As much as outdoor lighting enhances your home, it must also be safe.
Using electricity in any outdoor area is always going to be dangerous, whether the wires are exposed, or buried underground. The best way to remain safe, and avoid accidents or fatality, is to consult with an electrician and comply with local codes on electrical work.
Here are some helpful tips for installing outdoor lighting:
- First, check and comply with all local codes for any intensive electrical installations of outdoor lighting.
- Turn off electrical current before you even begin. Usually located at the main.
- Dial Before You Dig. There are strict community electrical codes to be aware of.

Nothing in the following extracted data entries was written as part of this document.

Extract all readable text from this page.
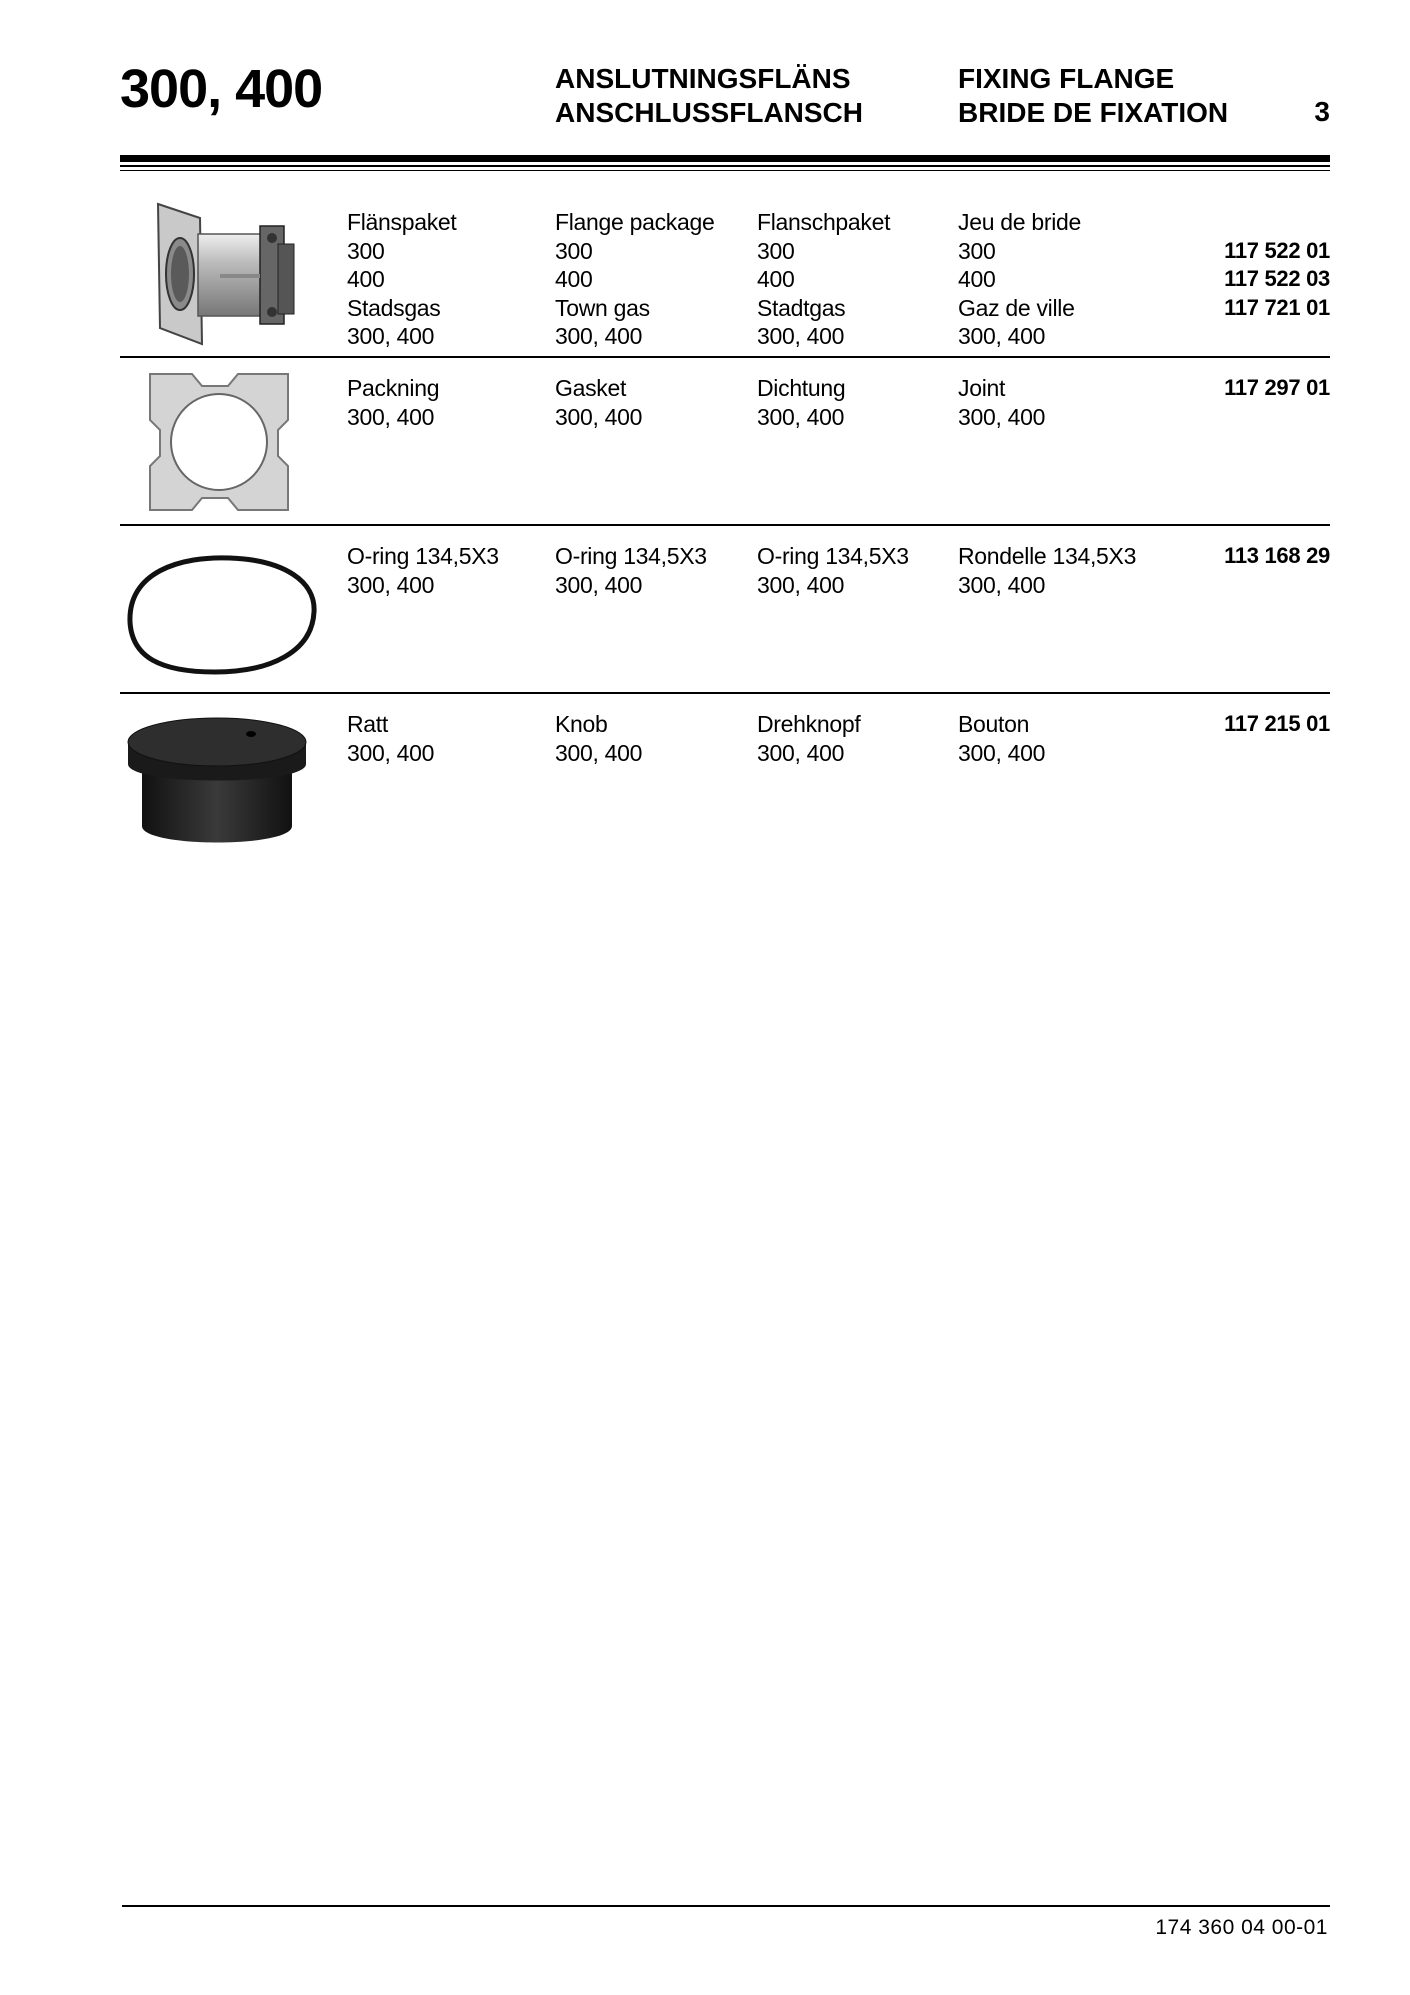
300, 400	ANSLUTNINGSFLÄNS
ANSCHLUSSFLANSCH
FIXING FLANGE
BRIDE DE FIXATION	3
Flänspaket
300
400
Stadsgas
300, 400
Flange package
300
400
Town gas
300, 400
Flanschpaket
300
400
Stadtgas
300, 400
Jeu de bride
300
400
Gaz de ville
300, 400
117 522 01
117 522 03
117 721 01
Packning
300, 400
Gasket
300, 400
Dichtung
300, 400
Joint
300, 400
117 297 01
O-ring 134,5X3
300, 400
O-ring 134,5X3
300, 400
O-ring 134,5X3
300, 400
Rondelle 134,5X3
300, 400
113 168 29
Ratt
300, 400
Knob
300, 400
Drehknopf
300, 400
Bouton
300, 400
117 215 01
174 360 04 00-01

Underground cable usually has to be dug out and buried at least at 18 inches deep. So you don’t want to dig through pre-existing cables. After checking the codes out, run your cable to each light section following along the trench.
- Know the kind of circuit you need. You don’t want to over-watt your fixtures. Research or get professional help on circuits and requirements.
- Watch out for flammable materials. Keep your lights, or any items such as power packs that generate heat, well clear of any materials that could smoulder, ignite, or burn.
- Consider your conditions. There are safety risks present outdoors that are not typical to indoor electrical utilities. Always be aware of potential hazards, such as hail storms, torrential rain, pets, wildlife and garden maintenance.
Tools of the trade
- Use grounded and outdoor-specific electrical fixtures. Always check for outdoor-rated designs; this includes extension cords, switches, fixtures and connectors.
- Be sure your outside electrical receptacles are ground fault circuit interrupter (GFCI) protected. Prevent an electrical shock; GFCI are required highly sensitive devices which can detect even the smallest of inequalities in the current, and cut the electricity to prevent electrocution. This device may save your life.
- Install weather-resistant receptacles. Don’t run a cord through a window or door from inside your house. For safety, temporary outdoor electrical loads should be plugged into outdoor receptacles. Remember that they must be rated for weather resistance. Also, be certain to install the appropriate covers for these receptacles.
- Be on top of equipment safety. Make sure tools are made for outdoor use, and if it’s new be sure your read the operating manual and become familiar before you take it near electrical cables. Keep the area around your meter and any other electrical equipment clear. Extension cords are not designed for long term use, so check for damage before using them. Also check your ladders for stability, and try to use wooden instead of metal when you’re working with electricity.
Outdoor electrical safety is the number one priority when considering any electrical installation. Many people think a temporary setup of outdoor lighting can be done without regard to safety because the lighting isn’t permanent. This is false. Temporary power connections or lighting can become as dangerous. There are special requirements for temporary installations which apply in addition to the regular guidelines. If in doubt, please contact a professional electrician – your life, and your family’s safety may depend upon it.
There are safety risks present outdoors that are not typical to indoor electrical utilities. Always be aware of potential hazards. Outdoor lighting is a beautiful addition to any home, any season, and on holidays. It is a rewarding project all on its own. If you stick to the guidelines, the results will be worth all the precautions!